Eu nunca saberei

Dec 09 2022
por Shome Dasgupta
Querida Monica, Meu nome é Shome Dasgupta, e eu só queria saber se você gostaria de dar uma olhada em um artigo de ficção flash que escrevi recentemente. Chama-se "I'll Never Know" (670 palavras), e este é muito importante para mim - embora seja ficção, é também uma narrativa que experimentei não muito tempo atrás, e para dar sentido a tudo isso, tive que transformá-lo em palavras, eu acho.
Foto de Kyle Johnson no Unsplash

Prezada Mônica,

Meu nome é Shome Dasgupta, e eu só queria saber se você gostaria de dar uma olhada em uma peça de ficção flash que escrevi recentemente. Chama-se "I'll Never Know" (670 palavras), e este é muito importante para mim - embora seja ficção, é também uma narrativa que experimentei não muito tempo atrás, e para dar sentido a tudo isso, tive que transformá-lo em palavras, eu acho. Não faz muito sentido, para ser sincero, então escrevi apenas como ficção - não sei.

Apenas no caso de você estar curioso para saber o que realmente aconteceu, no que se refere à história - em um domingo recente, enquanto eu estava maravilhado com uma garça voando em direção ao sol, fui esfaqueado no ombro. Depois de superar a dor aguda da torção, olhei e vi uma faca - uma faca gloriosa, de fato. Brilhante - brilhante e bonita, e o cabo era de madeira forte, esculpida em decoração que parecia muito com uma tartaruga que vi uma vez em uma vala quando era criança. Meu irmão e eu adorávamos valas. Lembro-me da tartaruga porque tinha três patas e olhos acolhedores. Eu não queria perder a garça voando para longe, então tive que fazer uma pausa rápida de olhar para a faca em meu ombro para ficar hipnotizado novamente por essas asas que - não sei mais como explicar, mas elas eram como asas cheias de sabedoria - como quando olhei para este pássaro, apenas no ar brilhante,

Havia sangue. Eu estava ficando tonto e a faca ainda estava cravada no meu ombro. Não sei, Monica - eu queria manter a lâmina lá - era bem profunda, e o cabo era tão lindo, que poderia estar em exibição em um museu.
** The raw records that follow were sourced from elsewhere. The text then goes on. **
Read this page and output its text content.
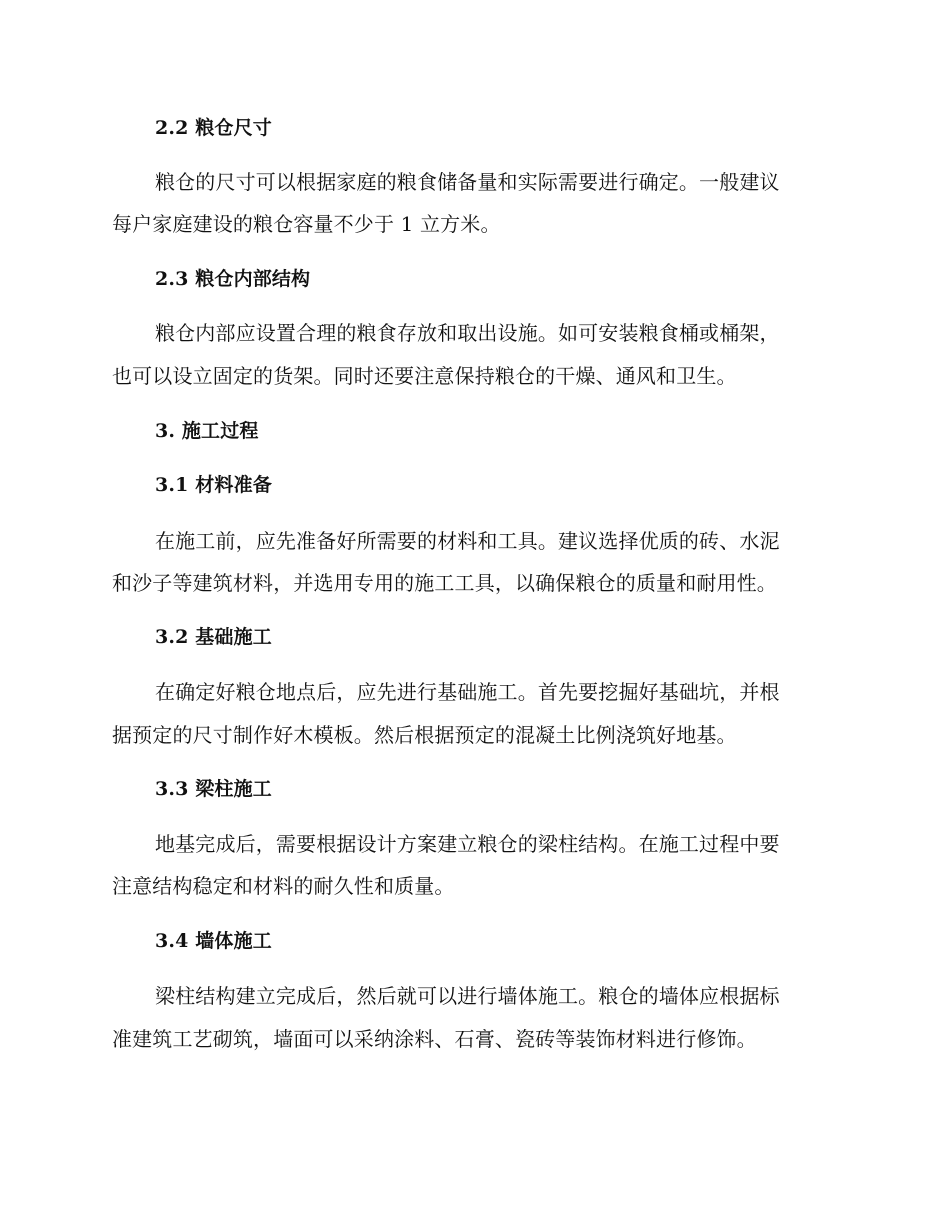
2.2 粮仓尺寸
粮仓的尺寸可以根据家庭的粮食储备量和实际需要进行确定。一般建议
每户家庭建设的粮仓容量不少于 1 立方米。
2.3 粮仓内部结构
粮仓内部应设置合理的粮食存放和取出设施。如可安装粮食桶或桶架，
也可以设立固定的货架。同时还要注意保持粮仓的干燥、通风和卫生。
3. 施工过程
3.1 材料准备
在施工前，应先准备好所需要的材料和工具。建议选择优质的砖、水泥
和沙子等建筑材料，并选用专用的施工工具，以确保粮仓的质量和耐用性。
3.2 基础施工
在确定好粮仓地点后，应先进行基础施工。首先要挖掘好基础坑，并根
据预定的尺寸制作好木模板。然后根据预定的混凝土比例浇筑好地基。
3.3 梁柱施工
地基完成后，需要根据设计方案建立粮仓的梁柱结构。在施工过程中要
注意结构稳定和材料的耐久性和质量。
3.4 墙体施工
梁柱结构建立完成后，然后就可以进行墙体施工。粮仓的墙体应根据标
准建筑工艺砌筑，墙面可以采纳涂料、石膏、瓷砖等装饰材料进行修饰。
Parecia que deveria estar lá, você sabe - como no meu ombro? Esta faca - firme e cuidadosa - esta garça do ar, e então com tudo isso acontecendo, eu literalmente vi uma borboleta realmente brilhante pairando bem diante de mim - parecia um amigo. Estendi a palma da mão e com certeza a borboleta pousou na ponta do meu dedo. A garça já tinha ido embora - um eco ao sol, e eu ainda estava sangrando, e a borboleta decolou, esvoaçando em volta da minha mão por um instante - então pousou no cabo da faca por um segundo antes de fazer seu caminho para o resto do céu.
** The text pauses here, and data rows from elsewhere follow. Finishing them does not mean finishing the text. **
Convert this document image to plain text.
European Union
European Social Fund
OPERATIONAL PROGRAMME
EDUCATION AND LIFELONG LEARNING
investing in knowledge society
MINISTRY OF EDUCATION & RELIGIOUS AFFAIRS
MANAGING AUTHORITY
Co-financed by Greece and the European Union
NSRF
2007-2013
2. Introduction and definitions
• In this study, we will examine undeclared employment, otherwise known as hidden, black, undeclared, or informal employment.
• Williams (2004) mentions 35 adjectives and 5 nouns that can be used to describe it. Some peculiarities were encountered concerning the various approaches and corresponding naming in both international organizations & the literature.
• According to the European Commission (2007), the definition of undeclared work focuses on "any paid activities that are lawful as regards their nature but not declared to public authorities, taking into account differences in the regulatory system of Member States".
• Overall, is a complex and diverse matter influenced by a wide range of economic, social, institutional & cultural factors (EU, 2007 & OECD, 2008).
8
Este era meu ombro esquerdo, então coloquei minha mão direita na madeira da faca e rocei minha pele contra a escultura - isso me levou de volta - realmente me levou, e me vi no jardim da frente da casa de minha infância, onde neste fotografia, meu irmão estava tentando me ajudar a subir na minha bicicleta. Sinto falta dele, Mônica. Enquanto aquela imagem piscava sob a névoa do sol - o sangue se instalou e eu tive que me deitar um pouco enquanto o caiaque acariciava a bacia - houve um sussurro, e lá estava - tudo - era tudo diante de mim enquanto eu olhava para o céu. Nem sei o que vi, mas estava tudo ali diante de mim e não senti mais o calor da lâmina. Acabei de ver tudo.

Por favor, note que este é um envio simultâneo, e eu já havia enviado uma pergunta para Eric no Flash Frog , e ele forneceu algumas palavras realmente encorajadoras, e ele espera poder ler esta história um dia. Talvez um dia - quem sabe? Vamos ver como vai - vamos ver como tudo acontece. Talvez, eu acho - é por isso que estou entrando em contato com você.
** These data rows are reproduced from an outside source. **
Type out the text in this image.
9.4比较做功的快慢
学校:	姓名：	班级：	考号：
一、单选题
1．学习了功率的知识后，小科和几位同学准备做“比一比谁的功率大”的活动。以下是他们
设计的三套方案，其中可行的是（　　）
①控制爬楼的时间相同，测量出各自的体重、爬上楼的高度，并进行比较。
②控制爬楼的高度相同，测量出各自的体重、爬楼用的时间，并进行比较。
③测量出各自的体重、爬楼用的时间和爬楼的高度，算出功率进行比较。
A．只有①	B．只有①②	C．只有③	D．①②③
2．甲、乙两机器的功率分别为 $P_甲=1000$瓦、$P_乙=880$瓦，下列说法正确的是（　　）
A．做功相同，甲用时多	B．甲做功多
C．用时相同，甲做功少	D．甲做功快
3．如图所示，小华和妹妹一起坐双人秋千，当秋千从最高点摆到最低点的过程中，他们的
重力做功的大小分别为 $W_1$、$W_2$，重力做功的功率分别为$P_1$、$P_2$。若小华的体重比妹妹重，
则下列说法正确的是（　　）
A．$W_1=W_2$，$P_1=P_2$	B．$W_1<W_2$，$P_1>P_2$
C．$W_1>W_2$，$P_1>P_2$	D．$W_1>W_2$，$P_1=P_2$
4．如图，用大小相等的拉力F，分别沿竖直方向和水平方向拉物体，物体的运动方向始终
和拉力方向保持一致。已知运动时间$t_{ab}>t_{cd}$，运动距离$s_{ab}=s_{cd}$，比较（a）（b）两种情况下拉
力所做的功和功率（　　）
De qualquer forma, Monica - posso enviar esta história para você? Eu entendo se não for adequado e tudo mais, mas pensei em tentar. Eu realmente não sei o que aconteceu, e acho que nunca saberei.

Sinceramente,

shome dasgupta

Shome Dasgupta é autor de The Seagull And The Urn (HarperCollins Índia) e, mais recentemente, dos romances Cirrus Stratus (Spuyten Duyvil) e Tentacles Numbing (Thirty West), e uma coleção de poesia, Iron Oxide (Assure Press). Seus textos foram publicados em McSweeney's Internet Tendency, New Orleans Review, Jabberwock Review, Magma Poetry, American Book Review, Arkansas Review e em outros lugares. Ele é o editor da série Wigleaf Top 50. Ele mora em Lafayette, LA e pode ser encontrado em @laughingyeti.